Explainable AI Is An Interaction Design Problem
In this thought-provoking article, we'll explores the notion of explainable AI (XAI) and its relationship to user interaction design, providin practical recommendations for AI projects.
Explainable AI has been a hot topic for a while now. Public outrage has rightfully risen about gender and racial bias in facial recognition systems marketed to law enforcement, as well as the lack of transparency in systems used for bail and sentencing decisions in the criminal justice system. Last year, Harvard business review summarized calls for "a complete ban on using 'non-explainable algorithms' in high-impact areas such as health." In 2018, the digital sector's minister of state in France said that if an algorithm cannot be explained or summarized in detail, it shouldn't be utilized.
The data science community has been busy at work to provide technical solutions to this challenge – from the LIME algorithm and its open-source package to startups that provide explainable AI (XAI) platforms, including simMachines, FICO and Kyndi. However, my own experience building such systems and reviewing systems in use today suggests a different direction – because “explaining an AI algorithm” and “building user trust with perceived transparency” are totally separate goals. It seems that successful explainable AI is a user-interaction design issue – that is, a product design question and not a technical one.
How Recommender Systems Explain Themselves
One of the initial widely used consumer examples of recommender systems was “people who bought this also bought that.” As early as 2002, a study on five music-recommendation tools showed that average confidence increased in systems that came off as more transparent. Telling users that a song (or product) was recommend because they already liked another one made them more likely to try it. Although, that had little to do with how the algorithm actually worked. Amazon acts similarly when providing “transparency” in recommendations. The goal is to make the user take action, not uncover the inner workings of its algorithms (which are not just complex, but also trade secrets).
Netflix has published a handful of academic papers about its recommendation systems, which describe the same pattern: ranking models providing “because you watched” recommendations are driven by different algorithms than Netflix's other models. Finding the “most similar watched show” to a recommended show is a separate machine-learning task from ranking the shows in the first place. The goal isn’t to explain, but rather to make the user more likely to watch the show due to perceived transparency.
Examples In Healthcare and Law
My experience in health care has been strikingly similar. Hospital systems often stick with simple score-based models for patient risk prediction – sometimes knowingly trading off accuracy for simplicity – so that clinicians can understand the predictions. This makes sense because a doctor just won’t follow a computer’s recommendation to double a drug’s dosage for their patient (for example) without fully understanding why.
However, when building more complex (and more accurate) models, I’ve found that it is also the case that doctors don’t want the system to explain the actual model being used. They want other models to be built to answer specific questions they care about: What other conditions (comorbidities) does the patient have? What are their most recent changed vitals or lab tests? This is regardless of whether the model actually directly relies on these features or not. These questions usually require building new models that are different from the original one, sometimes trained by different data scientists altogether. The goal is not to explain a prediction, but to show whatever user interface is necessary to nudge users to take action.
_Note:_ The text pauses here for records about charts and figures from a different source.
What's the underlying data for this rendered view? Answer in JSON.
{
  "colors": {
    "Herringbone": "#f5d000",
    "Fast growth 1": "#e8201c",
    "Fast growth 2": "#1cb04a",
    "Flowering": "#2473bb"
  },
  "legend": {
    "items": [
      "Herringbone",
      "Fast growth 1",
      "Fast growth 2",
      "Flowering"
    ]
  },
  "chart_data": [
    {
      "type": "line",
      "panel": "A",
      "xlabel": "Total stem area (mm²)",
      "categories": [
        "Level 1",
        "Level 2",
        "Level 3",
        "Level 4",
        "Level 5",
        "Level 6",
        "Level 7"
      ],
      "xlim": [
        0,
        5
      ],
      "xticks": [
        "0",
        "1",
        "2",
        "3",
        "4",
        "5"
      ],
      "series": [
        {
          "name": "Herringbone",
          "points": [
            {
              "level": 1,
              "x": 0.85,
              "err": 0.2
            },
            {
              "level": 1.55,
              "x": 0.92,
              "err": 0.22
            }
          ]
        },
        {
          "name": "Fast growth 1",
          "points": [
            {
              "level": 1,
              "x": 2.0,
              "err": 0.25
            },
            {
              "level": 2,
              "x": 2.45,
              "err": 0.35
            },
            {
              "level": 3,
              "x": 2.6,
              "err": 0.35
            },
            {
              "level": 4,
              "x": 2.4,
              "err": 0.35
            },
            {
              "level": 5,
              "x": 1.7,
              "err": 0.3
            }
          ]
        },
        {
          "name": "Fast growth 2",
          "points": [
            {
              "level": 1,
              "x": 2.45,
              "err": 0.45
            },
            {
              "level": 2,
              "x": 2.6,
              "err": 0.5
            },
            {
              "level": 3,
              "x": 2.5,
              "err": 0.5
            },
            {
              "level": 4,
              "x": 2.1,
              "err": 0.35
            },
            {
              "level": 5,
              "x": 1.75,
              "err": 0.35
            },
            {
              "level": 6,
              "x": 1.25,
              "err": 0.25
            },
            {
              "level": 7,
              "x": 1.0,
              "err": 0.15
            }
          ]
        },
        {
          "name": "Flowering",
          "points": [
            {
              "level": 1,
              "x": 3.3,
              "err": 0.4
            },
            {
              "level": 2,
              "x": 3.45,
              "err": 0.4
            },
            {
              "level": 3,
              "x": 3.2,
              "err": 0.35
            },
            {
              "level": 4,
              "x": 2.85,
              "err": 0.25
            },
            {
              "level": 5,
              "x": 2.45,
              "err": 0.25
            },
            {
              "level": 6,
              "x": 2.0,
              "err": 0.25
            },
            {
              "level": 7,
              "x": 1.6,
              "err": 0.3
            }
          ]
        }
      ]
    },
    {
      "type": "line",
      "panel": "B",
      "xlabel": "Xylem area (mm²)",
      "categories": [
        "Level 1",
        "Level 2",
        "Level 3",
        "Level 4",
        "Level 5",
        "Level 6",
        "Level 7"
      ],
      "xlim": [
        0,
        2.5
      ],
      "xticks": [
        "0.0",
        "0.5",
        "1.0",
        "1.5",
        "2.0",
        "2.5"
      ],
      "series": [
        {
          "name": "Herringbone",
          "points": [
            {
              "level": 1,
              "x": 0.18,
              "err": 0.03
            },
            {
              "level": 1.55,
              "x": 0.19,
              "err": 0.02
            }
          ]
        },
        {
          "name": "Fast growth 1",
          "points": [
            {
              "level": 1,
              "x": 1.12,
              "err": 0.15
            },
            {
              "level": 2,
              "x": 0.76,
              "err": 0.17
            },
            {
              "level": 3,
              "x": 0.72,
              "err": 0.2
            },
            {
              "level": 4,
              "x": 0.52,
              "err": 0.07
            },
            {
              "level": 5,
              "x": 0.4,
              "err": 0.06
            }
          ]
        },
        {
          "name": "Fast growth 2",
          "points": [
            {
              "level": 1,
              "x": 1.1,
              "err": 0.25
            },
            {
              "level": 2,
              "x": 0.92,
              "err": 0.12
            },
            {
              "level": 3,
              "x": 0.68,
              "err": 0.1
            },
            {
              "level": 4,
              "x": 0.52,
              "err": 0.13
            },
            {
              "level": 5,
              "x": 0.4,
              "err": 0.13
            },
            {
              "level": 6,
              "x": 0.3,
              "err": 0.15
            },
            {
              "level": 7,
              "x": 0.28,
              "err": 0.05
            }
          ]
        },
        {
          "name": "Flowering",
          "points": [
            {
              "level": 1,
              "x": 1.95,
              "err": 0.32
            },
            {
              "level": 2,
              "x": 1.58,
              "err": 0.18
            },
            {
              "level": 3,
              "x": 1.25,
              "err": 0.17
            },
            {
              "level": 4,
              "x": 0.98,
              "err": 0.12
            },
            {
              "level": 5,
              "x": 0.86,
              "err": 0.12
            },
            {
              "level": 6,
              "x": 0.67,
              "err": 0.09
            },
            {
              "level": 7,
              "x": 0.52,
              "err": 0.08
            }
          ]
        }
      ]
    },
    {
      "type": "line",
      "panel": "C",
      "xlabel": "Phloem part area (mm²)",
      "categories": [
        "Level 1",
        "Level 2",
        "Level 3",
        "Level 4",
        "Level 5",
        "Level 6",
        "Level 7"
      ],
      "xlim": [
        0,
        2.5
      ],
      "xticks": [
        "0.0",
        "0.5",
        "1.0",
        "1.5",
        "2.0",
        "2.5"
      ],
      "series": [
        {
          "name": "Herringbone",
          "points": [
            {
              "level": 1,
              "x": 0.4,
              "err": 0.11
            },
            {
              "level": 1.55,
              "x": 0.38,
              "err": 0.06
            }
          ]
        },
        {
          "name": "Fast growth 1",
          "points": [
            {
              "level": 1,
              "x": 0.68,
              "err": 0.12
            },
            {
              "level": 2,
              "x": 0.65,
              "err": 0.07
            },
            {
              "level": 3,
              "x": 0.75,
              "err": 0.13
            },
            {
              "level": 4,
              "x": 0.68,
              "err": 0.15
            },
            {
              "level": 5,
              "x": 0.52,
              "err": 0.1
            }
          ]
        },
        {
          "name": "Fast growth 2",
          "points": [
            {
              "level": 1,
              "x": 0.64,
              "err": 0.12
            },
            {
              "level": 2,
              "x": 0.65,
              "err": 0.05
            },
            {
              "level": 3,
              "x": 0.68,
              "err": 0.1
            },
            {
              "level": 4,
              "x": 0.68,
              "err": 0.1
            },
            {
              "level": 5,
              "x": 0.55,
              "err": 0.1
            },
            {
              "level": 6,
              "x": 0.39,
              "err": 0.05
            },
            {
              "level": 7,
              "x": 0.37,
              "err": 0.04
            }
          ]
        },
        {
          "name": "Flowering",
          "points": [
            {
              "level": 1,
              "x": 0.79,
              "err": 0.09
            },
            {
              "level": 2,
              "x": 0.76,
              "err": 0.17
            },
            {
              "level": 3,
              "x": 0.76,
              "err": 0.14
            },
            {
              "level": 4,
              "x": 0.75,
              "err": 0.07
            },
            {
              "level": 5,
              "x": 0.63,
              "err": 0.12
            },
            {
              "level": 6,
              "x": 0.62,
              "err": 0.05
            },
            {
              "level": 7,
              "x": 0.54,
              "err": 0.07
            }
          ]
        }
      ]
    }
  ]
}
This is already the standard we use for explaining decisions elsewhere in life. The pinnacle of (perceived) transparency – the legal system – is the most obvious example. A judge doesn’t write a verdict that discloses how their emotional, political and societal background impacted who they believed. They definitely don’t disclose that they are seven times more likely to show mercy just after they ate. Instead, they explain to achieve an outcome: minimizing the likelihood of a successful appeal.
Explaining Your Own AI Models
What does it all mean? That you should consider these recommendations for your own project:
1. When designing your AI product or service, consider how the user interface and interaction design will best instill confidence and perceived transparency. How do you make users take the right action and feel good about it?
2. When training an AI model, build the most accurate models that you can, regardless of perceived complexity. You may then have to train other models to provide the right kind of explanation that your product requires — or train separate models for important segments of your target user base (by gender, race, geography, specialty, genre, etc.).
3. AI systems that have inherent biases that anger users, or that include models that users do not trust, are, first of all, a failure of product management and interaction design. Once you understand what your users value — technical solutions to explain your AI already exists — apply it.
We are obviously in the early days of understanding how AI systems and people should interact. It's likely that the industry's views and my own will evolve over time (I hope they do!). What have you seen actually working in practice when it comes to explainable AI?